Spoliation du siège social d’Equity BCDC en faveur de la famille Bemba : La RDC risque-t-elle de mettre à dos les États-Unis ?

Spoliation du siège social d’Equity BCDC en faveur de la famille Bemba : La RDC risque-t-elle de mettre à dos les États-Unis ?

24 août 2022 0 Par Grandjournalcd.net

C’est une affaire qui prend des proportions inimaginables. Tout commence le 26 novembre 2019 lorsque la Banque Equity BCDC est accusée par la famille Bemba avec en tête Caroline et Jean-Pierre Bemba, enfants de l’illustre homme d’affaires Congolais décédé, Bemba Saolona.

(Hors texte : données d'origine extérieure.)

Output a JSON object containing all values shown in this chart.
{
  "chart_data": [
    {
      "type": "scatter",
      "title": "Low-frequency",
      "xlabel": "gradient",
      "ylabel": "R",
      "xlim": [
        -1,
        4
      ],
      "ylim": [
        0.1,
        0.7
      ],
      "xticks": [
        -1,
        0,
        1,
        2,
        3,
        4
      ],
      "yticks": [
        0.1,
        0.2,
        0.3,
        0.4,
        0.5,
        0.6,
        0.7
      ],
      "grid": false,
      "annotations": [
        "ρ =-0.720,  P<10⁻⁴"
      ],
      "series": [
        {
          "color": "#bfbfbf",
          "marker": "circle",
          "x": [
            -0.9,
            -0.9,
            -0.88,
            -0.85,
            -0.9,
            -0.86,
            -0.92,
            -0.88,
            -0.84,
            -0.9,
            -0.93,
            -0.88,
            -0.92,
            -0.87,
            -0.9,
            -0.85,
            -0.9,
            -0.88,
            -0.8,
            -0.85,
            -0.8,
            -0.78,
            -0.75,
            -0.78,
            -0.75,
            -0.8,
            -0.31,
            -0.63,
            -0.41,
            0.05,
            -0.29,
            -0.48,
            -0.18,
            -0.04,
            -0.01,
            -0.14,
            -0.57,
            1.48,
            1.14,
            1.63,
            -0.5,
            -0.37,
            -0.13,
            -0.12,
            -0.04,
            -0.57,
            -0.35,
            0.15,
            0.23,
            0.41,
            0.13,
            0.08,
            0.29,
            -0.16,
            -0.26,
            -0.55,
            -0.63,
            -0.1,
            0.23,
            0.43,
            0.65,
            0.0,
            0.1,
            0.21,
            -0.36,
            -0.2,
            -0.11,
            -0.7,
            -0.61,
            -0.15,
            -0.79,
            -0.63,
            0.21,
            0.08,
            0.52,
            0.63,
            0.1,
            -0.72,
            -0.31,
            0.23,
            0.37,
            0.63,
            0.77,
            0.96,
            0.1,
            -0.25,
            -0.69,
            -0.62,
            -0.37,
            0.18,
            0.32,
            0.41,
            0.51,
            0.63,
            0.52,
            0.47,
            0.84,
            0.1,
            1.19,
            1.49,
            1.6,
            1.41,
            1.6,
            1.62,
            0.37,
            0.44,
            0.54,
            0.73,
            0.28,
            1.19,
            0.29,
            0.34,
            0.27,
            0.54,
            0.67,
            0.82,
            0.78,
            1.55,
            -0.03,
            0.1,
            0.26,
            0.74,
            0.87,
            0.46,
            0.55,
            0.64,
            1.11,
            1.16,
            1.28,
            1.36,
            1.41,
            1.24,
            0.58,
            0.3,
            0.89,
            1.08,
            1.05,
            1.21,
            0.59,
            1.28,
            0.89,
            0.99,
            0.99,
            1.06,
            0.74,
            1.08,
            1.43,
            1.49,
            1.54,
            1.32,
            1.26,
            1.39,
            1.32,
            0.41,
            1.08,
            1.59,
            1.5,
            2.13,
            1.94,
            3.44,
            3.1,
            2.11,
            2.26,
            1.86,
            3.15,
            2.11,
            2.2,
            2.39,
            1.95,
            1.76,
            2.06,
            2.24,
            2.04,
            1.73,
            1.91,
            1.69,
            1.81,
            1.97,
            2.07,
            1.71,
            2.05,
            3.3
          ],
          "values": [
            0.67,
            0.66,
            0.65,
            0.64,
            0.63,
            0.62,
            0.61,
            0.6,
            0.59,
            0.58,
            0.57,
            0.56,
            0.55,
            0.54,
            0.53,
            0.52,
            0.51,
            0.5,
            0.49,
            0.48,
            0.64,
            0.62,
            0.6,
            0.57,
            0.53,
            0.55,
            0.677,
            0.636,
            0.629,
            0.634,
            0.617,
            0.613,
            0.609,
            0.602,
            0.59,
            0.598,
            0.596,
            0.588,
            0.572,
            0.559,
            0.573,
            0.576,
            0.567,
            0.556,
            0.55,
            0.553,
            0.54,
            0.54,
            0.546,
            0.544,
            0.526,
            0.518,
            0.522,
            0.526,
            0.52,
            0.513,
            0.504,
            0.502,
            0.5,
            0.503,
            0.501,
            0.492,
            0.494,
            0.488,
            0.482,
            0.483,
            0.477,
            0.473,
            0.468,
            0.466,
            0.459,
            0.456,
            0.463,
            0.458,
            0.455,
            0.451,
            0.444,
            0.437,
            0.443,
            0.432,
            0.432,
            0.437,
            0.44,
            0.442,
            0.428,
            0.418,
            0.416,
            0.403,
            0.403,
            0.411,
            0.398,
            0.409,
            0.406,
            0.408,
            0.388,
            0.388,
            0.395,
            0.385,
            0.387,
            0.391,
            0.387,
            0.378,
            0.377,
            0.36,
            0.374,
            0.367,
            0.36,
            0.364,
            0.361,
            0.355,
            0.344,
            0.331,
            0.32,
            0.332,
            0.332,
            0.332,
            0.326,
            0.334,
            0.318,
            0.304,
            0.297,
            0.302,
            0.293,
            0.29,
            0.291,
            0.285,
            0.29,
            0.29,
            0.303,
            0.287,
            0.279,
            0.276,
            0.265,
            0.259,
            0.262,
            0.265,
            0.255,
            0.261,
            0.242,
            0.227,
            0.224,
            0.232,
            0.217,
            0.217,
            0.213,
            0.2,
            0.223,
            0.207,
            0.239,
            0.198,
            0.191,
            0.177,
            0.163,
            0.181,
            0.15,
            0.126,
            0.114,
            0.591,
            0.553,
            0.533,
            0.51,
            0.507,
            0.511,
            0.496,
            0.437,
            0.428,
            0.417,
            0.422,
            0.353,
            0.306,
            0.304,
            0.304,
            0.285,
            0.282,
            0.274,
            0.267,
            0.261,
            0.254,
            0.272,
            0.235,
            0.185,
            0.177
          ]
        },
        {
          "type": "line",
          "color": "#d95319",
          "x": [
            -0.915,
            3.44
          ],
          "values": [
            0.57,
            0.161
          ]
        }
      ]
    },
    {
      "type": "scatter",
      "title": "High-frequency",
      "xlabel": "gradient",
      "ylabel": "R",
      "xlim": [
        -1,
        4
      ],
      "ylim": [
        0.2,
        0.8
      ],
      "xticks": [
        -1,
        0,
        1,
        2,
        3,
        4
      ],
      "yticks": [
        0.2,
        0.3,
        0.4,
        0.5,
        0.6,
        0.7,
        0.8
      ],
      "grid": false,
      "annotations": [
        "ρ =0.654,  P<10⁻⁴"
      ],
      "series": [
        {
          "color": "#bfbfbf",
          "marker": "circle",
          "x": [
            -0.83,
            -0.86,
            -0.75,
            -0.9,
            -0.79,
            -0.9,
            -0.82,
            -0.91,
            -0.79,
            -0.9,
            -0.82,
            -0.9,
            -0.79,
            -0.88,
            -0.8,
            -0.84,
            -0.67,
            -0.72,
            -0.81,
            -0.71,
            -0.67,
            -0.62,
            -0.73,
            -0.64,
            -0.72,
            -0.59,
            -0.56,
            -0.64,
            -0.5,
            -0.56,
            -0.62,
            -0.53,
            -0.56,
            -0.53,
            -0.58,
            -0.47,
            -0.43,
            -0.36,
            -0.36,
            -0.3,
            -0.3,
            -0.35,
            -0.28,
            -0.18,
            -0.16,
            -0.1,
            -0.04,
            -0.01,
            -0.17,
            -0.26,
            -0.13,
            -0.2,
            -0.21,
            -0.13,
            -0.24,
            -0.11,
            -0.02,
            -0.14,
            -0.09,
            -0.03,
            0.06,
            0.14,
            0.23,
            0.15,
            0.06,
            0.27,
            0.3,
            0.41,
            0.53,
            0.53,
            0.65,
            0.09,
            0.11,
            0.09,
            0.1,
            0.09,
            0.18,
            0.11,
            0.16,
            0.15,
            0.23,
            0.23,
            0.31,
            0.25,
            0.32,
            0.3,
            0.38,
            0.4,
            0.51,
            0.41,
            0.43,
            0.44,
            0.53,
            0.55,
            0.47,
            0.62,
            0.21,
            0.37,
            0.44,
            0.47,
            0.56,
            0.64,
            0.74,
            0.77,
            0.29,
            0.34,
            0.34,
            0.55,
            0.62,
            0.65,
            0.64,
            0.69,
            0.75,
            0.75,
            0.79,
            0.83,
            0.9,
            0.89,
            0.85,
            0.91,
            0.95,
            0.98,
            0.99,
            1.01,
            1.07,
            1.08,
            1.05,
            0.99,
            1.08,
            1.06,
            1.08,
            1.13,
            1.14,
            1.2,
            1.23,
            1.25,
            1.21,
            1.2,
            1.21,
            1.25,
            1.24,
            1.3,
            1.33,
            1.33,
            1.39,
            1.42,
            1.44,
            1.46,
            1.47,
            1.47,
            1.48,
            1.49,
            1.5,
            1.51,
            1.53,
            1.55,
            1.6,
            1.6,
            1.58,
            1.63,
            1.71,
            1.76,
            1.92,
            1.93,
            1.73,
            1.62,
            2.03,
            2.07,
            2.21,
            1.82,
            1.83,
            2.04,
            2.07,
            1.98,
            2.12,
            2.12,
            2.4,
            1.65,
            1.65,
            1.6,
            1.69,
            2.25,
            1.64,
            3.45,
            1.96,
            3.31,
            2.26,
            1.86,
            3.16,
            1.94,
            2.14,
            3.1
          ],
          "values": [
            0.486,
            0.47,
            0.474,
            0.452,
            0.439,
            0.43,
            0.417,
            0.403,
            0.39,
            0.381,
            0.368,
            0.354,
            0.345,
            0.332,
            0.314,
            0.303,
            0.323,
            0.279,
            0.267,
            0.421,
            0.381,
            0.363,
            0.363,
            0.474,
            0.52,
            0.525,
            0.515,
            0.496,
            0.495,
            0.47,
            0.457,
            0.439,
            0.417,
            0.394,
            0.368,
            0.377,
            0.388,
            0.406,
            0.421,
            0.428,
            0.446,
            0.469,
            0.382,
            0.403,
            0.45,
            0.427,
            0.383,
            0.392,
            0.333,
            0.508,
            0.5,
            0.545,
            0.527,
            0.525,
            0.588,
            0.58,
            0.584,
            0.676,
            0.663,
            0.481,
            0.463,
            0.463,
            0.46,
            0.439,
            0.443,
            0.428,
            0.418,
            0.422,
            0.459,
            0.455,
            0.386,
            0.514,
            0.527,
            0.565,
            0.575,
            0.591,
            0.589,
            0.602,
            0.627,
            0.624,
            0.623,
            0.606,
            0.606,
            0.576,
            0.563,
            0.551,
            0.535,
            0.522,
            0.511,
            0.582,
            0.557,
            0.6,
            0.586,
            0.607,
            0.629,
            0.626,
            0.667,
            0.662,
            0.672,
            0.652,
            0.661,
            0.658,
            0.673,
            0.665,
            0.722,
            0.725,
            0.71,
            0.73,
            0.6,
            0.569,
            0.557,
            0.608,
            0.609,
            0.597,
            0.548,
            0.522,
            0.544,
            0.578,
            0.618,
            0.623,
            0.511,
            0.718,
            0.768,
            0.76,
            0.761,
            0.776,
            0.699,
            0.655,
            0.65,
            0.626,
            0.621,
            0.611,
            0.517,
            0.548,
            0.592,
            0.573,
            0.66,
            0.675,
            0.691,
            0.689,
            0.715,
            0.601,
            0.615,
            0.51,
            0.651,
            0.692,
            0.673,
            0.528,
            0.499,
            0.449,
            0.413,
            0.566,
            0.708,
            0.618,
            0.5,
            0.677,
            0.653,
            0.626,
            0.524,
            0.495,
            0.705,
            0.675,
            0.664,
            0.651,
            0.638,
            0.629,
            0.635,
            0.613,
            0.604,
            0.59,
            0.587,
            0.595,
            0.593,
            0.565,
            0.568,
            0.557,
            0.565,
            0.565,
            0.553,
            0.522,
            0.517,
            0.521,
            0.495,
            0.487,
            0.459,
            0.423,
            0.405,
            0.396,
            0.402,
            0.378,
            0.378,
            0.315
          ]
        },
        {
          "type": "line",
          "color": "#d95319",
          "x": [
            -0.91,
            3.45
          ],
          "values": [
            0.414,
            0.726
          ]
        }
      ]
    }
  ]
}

Il s’agissait d’un litige que la famille réclame à la banque concernant des avoirs de Western Union Company qui a finalement été assigné au paiement des causes de la saisie en décembre 2019, soit un mois plutard sous RRE 598.

Alors la partie defenderesse nie Western union company comme étant son client, la partie Bemba a réussi malgré, l’annulation de cette première décision de justice, à obtenir gain de cause en appel sous RRE 578. Cette fois là, la banque devrait payer les causes de la saisie évaluées à 9 millions d’euros.

La Banque va à son tour saisir la Cour de Cassation par une procédure de prise à partie, qui aboutira à l’annulation de l’arrêt dont se prévalaient les Bemba et ainsi qu’à la condamnation des magistrats auteurs dudit arrêt.

« Le Juge Osepe Odimba s’est permis en toute illégalité de procéder, en date du 5 août dernier, à la vente publique de l’immeuble de la Banque situé sur le Boulevard du 30 juin, dans la Commune de la Gombe, Ville de Kinshasa, au moment où la Banque s’attendait à ce que le Tribunal de Commerce de Kinshasa/Gombe puisse constater l’anéantissement du titre exécutoire et partant, décréter la nullité de la procédure d’adjudication » nous explique une source proche du dossier.

En ce moment là, l’acquéreur se trouve être la SODICO, une SARL dont le capital serait évalué autour de 5 milles dollars.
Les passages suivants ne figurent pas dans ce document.